By the early '80s, though Tempelsman described himself in a Fortune interview as a family friend, he and Onassis were quietly but unmistakably a couple, seen at small dinner parties and low-key cultural events. According to the spokesman, Tempelsman moved into Onassis's rambling Fifth Avenue apartment overlooking Central Park about 1988. His wife of more than 40 years, Lily, lives across the park on the Upper West Side.

Yet it was rare to hear or read a word of opprobrium about Tempelsman and Onassis's relationship, even from New York's cattier columnists and insatiable tabloids, which never tired of running her photograph. It was almost as though the press and public had decided she was entitled to grow old with someone. His acceptance by her family probably helped quiet criticism; "John and Caroline have come to feel quite close to him," his spokesman says.

"They were a well-matched and distinguished couple," says Vivian Lowery Derryck, president of the African-American Institute.
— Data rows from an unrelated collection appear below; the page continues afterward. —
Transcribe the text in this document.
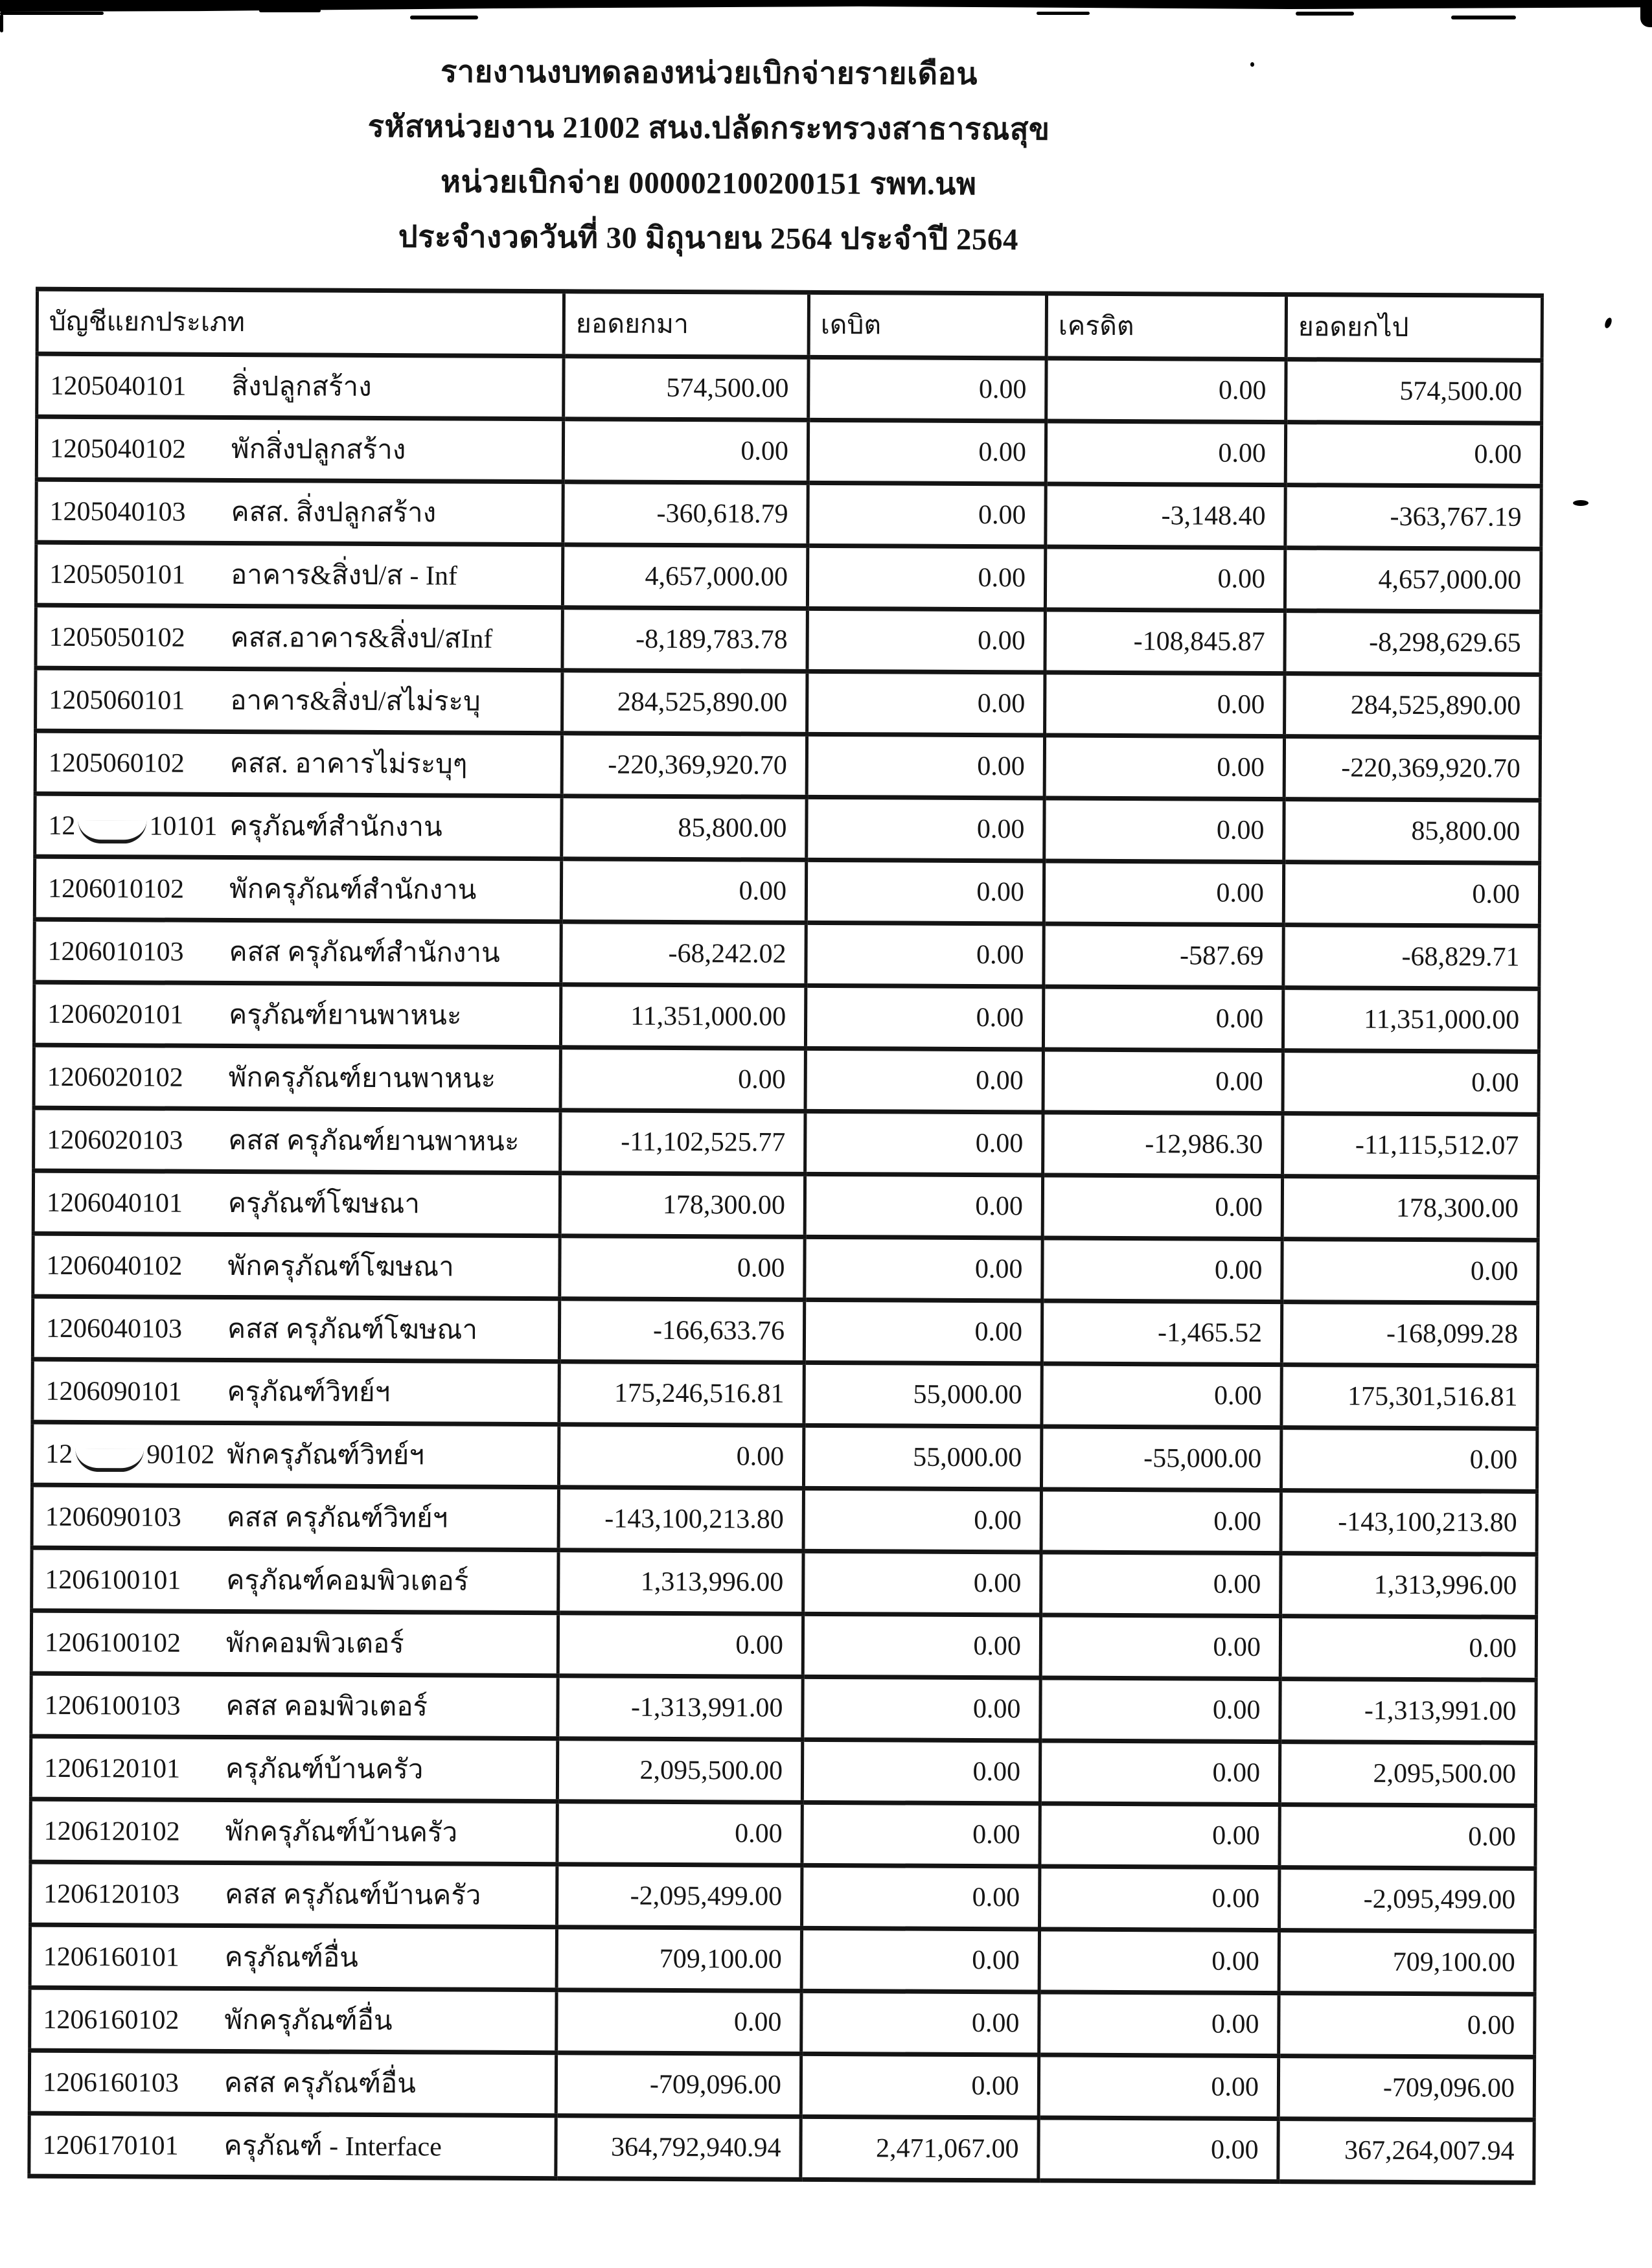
รายงานงบทดลองหน่วยเบิกจ่ายรายเดือน
รหัสหน่วยงาน 21002 สนง.ปลัดกระทรวงสาธารณสุข
หน่วยเบิกจ่าย 000002100200151 รพท.นพ
ประจำงวดวันที่ 30 มิถุนายน 2564 ประจำปี 2564
บัญชีแยกประเภท	ยอดยกมา	เดบิต	เครดิต	ยอดยกไป
1205040101 สิ่งปลูกสร้าง	574,500.00	0.00	0.00	574,500.00
1205040102 พักสิ่งปลูกสร้าง	0.00	0.00	0.00	0.00
1205040103 คสส. สิ่งปลูกสร้าง	-360,618.79	0.00	-3,148.40	-363,767.19
1205050101 อาคาร&สิ่งป/ส - Inf	4,657,000.00	0.00	0.00	4,657,000.00
1205050102 คสส.อาคาร&สิ่งป/สInf	-8,189,783.78	0.00	-108,845.87	-8,298,629.65
1205060101 อาคาร&สิ่งป/สไม่ระบุ	284,525,890.00	0.00	0.00	284,525,890.00
1205060102 คสส. อาคารไม่ระบุๆ	-220,369,920.70	0.00	0.00	-220,369,920.70
12 10101 ครุภัณฑ์สำนักงาน	85,800.00	0.00	0.00	85,800.00
1206010102 พักครุภัณฑ์สำนักงาน	0.00	0.00	0.00	0.00
1206010103 คสส ครุภัณฑ์สำนักงาน	-68,242.02	0.00	-587.69	-68,829.71
1206020101 ครุภัณฑ์ยานพาหนะ	11,351,000.00	0.00	0.00	11,351,000.00
1206020102 พักครุภัณฑ์ยานพาหนะ	0.00	0.00	0.00	0.00
1206020103 คสส ครุภัณฑ์ยานพาหนะ	-11,102,525.77	0.00	-12,986.30	-11,115,512.07
1206040101 ครุภัณฑ์โฆษณา	178,300.00	0.00	0.00	178,300.00
1206040102 พักครุภัณฑ์โฆษณา	0.00	0.00	0.00	0.00
1206040103 คสส ครุภัณฑ์โฆษณา	-166,633.76	0.00	-1,465.52	-168,099.28
1206090101 ครุภัณฑ์วิทย์ฯ	175,246,516.81	55,000.00	0.00	175,301,516.81
12 90102 พักครุภัณฑ์วิทย์ฯ	0.00	55,000.00	-55,000.00	0.00
1206090103 คสส ครุภัณฑ์วิทย์ฯ	-143,100,213.80	0.00	0.00	-143,100,213.80
1206100101 ครุภัณฑ์คอมพิวเตอร์	1,313,996.00	0.00	0.00	1,313,996.00
1206100102 พักคอมพิวเตอร์	0.00	0.00	0.00	0.00
1206100103 คสส คอมพิวเตอร์	-1,313,991.00	0.00	0.00	-1,313,991.00
1206120101 ครุภัณฑ์บ้านครัว	2,095,500.00	0.00	0.00	2,095,500.00
1206120102 พักครุภัณฑ์บ้านครัว	0.00	0.00	0.00	0.00
1206120103 คสส ครุภัณฑ์บ้านครัว	-2,095,499.00	0.00	0.00	-2,095,499.00
1206160101 ครุภัณฑ์อื่น	709,100.00	0.00	0.00	709,100.00
1206160102 พักครุภัณฑ์อื่น	0.00	0.00	0.00	0.00
1206160103 คสส ครุภัณฑ์อื่น	-709,096.00	0.00	0.00	-709,096.00
1206170101 ครุภัณฑ์ - Interface	364,792,940.94	2,471,067.00	0.00	367,264,007.94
Onassis occasionally accompanied Tempelsman to small institute dinners with African leaders. His demeanor toward her was unfailingly "comfortable, respectful and loving," Derryck says. "And she respected and admired him and held him in great affection."

As Onassis's illness progressed, Tempelsman was omnipresent, escorting her home from the hospital, supporting her on her last walks through the neighborhood, keeping vigil by her bedside with her children as she died. Friends say they have sent notes of condolence but have not wished to intrude on his evident grief.
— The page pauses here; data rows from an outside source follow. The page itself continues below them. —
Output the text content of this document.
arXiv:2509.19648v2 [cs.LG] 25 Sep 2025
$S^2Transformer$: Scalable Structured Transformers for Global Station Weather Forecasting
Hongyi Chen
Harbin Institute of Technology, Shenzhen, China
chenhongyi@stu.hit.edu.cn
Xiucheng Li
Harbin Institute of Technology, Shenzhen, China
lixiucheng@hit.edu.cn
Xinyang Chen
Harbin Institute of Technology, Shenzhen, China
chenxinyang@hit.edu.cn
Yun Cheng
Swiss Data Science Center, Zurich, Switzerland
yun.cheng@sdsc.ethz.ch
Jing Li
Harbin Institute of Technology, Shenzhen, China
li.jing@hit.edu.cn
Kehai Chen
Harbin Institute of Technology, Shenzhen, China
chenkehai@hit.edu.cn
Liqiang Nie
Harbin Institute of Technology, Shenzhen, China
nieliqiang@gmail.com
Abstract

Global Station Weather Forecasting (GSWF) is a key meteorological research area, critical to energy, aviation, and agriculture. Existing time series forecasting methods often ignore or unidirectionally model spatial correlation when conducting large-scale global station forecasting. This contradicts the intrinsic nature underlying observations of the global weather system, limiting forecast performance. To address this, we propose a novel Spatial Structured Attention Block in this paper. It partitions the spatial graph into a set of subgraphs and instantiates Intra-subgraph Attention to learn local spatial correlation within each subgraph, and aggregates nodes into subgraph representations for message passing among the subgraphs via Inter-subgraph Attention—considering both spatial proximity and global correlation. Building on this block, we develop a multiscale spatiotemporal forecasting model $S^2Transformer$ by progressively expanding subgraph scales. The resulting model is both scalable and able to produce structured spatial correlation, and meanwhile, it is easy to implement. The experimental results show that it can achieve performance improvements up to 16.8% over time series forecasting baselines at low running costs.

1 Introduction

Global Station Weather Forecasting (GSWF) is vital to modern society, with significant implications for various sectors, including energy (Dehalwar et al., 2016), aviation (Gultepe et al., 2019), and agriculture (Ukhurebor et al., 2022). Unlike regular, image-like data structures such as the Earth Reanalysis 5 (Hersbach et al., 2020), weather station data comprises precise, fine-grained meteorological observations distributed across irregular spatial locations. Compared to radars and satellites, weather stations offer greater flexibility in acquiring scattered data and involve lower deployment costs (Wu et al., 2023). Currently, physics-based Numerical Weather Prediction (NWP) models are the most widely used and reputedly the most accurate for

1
Perhaps inevitably, Tempelsman's long immersion in African politics and the diamond trade, along with the occasional display of domestic political muscle, have lent him an air of intrigue. In 1990, for example, The Washington Post reported that former representative Mervyn Dymally (D-Calif.), a leader in seeking economic sanctions against South Africa, had changed his position on diamond imports after a 1988 meeting with Tempelsman -- and after Tempelsman's $34,200 contribution to a Dymally-supported scholarship fund for minority students. Dymally denied soliciting the contribution or being influenced by it; Tempelsman also said that the contribution and Dymally's shift were unrelated.

"There are people who think, and have alleged, that because Maurice has been involved in that business in Africa for years, he's a bad fellow ... {that} he can't be in that business and be a person who is always honorable," Wilkins says. But Wilkins and Derryck describe Tempelsman as a strong supporter of African liberation and democratization, who helped underwrite Nelson Mandela's first visit to the United States.

More personally, they and other friends and associates portray a man of Old World courtliness, courtesy and erudition. "You know from what he says, as well as what he doesn't say, that there's a lively and fertile mind operating there," Crocker says. "This is a world citizen we're talking about, at home in almost any culture he finds himself in."

What did Jacqueline Onassis see in him? "I was a receptionist, and he had every right to ignore me," says a young woman who worked at one of Tempelsman's companies several years ago. "But he was so warm, so friendly. ... He's the kind of person whose eyes twinkle when he speaks to you." She never wondered why they were together.